I really like this book. I’ve always admired Ansel Adams’ work, how he captured such amazing scenes in such great light, and how he would finish realizing his vision for each photograph in the darkroom. But I didn’t really have any books of his photographs. I thought this would be the perfect first step at solving that problem.

The book contains a great variety of Ansel Adams’ work. We get to see some of his very first photographs, and how he began just recording what he saw, creating a “visual diary” of his travels. But as you flip through the pages of photographs you can see how they change over time, how Adams begins to develop a better sense of composition, and how the photographs change from simple records of his travels to art work worthy of display.

Ansel Adams first visited Yosemite National Park in 1916. He would later say, “I knew my destiny when I first experienced Yosemite!” And by 1930 he began down the road to realizing his destiny, choosing to become a full time photographer instead of pursuing a career as a pianist. I found it fascinating that Adams was skilled not just in the visual arts, but also in music. Somehow, it seems appropriate.

As much as I love the photographs in this book, one of my favorite sections are the notes at the end of the book. There are notes associated with many of the photographs, sometimes using Adams’ own words to describe the photo or the experience. It is here we read quotes such as the following, in a letter from 1937 to Alfred Stieglitz: “I think I am getting some very good things — quite different, I believe.

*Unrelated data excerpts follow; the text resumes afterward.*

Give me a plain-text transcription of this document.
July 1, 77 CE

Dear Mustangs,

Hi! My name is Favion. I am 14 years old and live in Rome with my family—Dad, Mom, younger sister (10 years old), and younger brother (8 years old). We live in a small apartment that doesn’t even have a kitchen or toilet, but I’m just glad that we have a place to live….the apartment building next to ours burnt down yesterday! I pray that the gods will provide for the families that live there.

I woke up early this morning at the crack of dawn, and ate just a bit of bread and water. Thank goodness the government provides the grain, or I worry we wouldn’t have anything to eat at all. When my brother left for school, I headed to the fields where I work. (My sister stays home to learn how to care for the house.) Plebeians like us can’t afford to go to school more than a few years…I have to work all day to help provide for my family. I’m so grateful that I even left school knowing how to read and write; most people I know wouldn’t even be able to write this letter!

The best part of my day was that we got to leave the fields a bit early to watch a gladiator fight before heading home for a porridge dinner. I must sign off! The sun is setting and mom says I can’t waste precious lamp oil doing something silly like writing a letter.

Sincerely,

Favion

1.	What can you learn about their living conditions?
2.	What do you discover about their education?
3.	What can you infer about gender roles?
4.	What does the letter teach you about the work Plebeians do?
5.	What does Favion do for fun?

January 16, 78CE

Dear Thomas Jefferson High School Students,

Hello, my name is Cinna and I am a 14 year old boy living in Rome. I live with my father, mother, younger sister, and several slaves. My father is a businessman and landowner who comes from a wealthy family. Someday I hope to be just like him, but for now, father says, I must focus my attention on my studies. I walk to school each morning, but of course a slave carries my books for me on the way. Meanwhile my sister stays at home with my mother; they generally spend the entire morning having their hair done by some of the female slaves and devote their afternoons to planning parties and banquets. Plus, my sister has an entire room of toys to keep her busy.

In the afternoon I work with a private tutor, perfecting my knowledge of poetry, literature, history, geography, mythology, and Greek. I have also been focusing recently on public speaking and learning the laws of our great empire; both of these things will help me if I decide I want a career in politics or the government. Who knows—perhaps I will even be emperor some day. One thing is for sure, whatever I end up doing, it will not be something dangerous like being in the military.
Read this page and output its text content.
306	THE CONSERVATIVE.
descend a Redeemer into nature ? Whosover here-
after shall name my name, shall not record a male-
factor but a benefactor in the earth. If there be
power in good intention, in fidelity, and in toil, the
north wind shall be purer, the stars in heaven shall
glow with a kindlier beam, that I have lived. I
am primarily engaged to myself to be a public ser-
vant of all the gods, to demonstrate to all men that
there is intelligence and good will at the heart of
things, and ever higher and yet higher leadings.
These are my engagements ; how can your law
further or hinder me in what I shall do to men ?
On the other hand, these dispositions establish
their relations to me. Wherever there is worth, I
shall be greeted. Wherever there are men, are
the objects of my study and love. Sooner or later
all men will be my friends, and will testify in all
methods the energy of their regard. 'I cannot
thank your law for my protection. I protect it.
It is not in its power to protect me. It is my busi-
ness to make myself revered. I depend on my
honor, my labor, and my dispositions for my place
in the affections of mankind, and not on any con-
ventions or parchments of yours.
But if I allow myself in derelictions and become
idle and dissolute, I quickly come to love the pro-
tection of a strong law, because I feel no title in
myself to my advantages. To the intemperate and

I like to think of my present stuff as more subtle, more lifting-up-the-lid, if you know what I mean . . . . Perhaps I am on the edge of making a really good photograph.

I highly recommend the book, Ansel Adams: 400 Photographs. I think there is much that can be learned from studying these photographs, seeing how Adams grew and developed as a photographer over the years. I also think this is a beautiful book for those who simply want a collection of Adams’ work to admire. There are many times I pull out the book and just flip through the pages. No matter what mood I’m in I’ll always be in a better one after spending a little time appreciating Adams’ work.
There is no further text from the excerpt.